Indeed, Padilla is not the first Chicago gang member to be linked to terrorism. In the late '80s, the gang leader of El Rukn a notorious street gang on the south side offered to commit terrorist acts on behalf of the Libyan government for $2.5 million dollars. One gang member actually bought a hand-held rocket launcher from undercover federal agents. The leader, Jeff Fort, and others were eventually convicted of conspiracy to commit terrorist acts.
Then there's the story of a troubled San Diego youth who goes by the name of Aqil.
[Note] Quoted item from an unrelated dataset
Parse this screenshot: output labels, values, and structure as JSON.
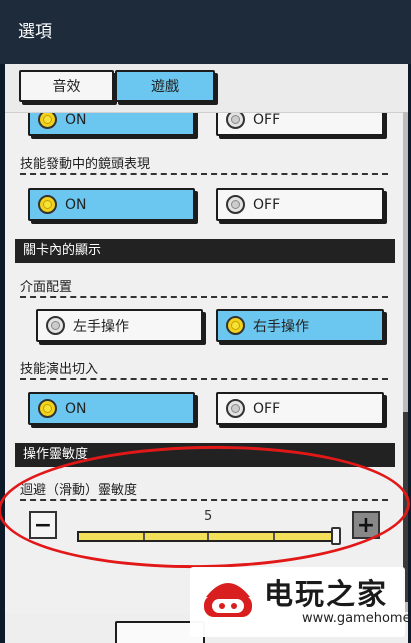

As a juvenile, he was arrested for stealing cars and joy riding. Then, he ended up at the California boot-camp system, where he converted to Islam. Eventually, he landed in an Afghanistan training camp with one of the men accused of killing journalist Daniel Pearl.
Next month, he plans to publish the book "My Jihad" says Walter Purdy, director of the Terrorism Research Center in Fairfax, Va. "He knew he was on a troubled path," says Mr. Purdy. "He remains a fervent Muslim and still believes strongly in the tenets including that Muslims take up arms to defend other Muslims but he's not supportive of what Al Qaeda has done."
Like Aqil, many young disaffected may be initially drawn to some of Al Qaeda's anti-American rhetoric and the money it can provide. But Professor Taylor and others contend that only very few will become active members, like Padilla, in part because of an ideological disconnect.
"Al Qaeda is made up of a lot of upper-middle-class Saudis who are religiously offended by the American way of life," he says. "The boys in the hood are not offended by it. They want a piece of the American way of life."
Daniel B. Wood in Los Angeles and Terry Costlow in Chicago contributed to this report.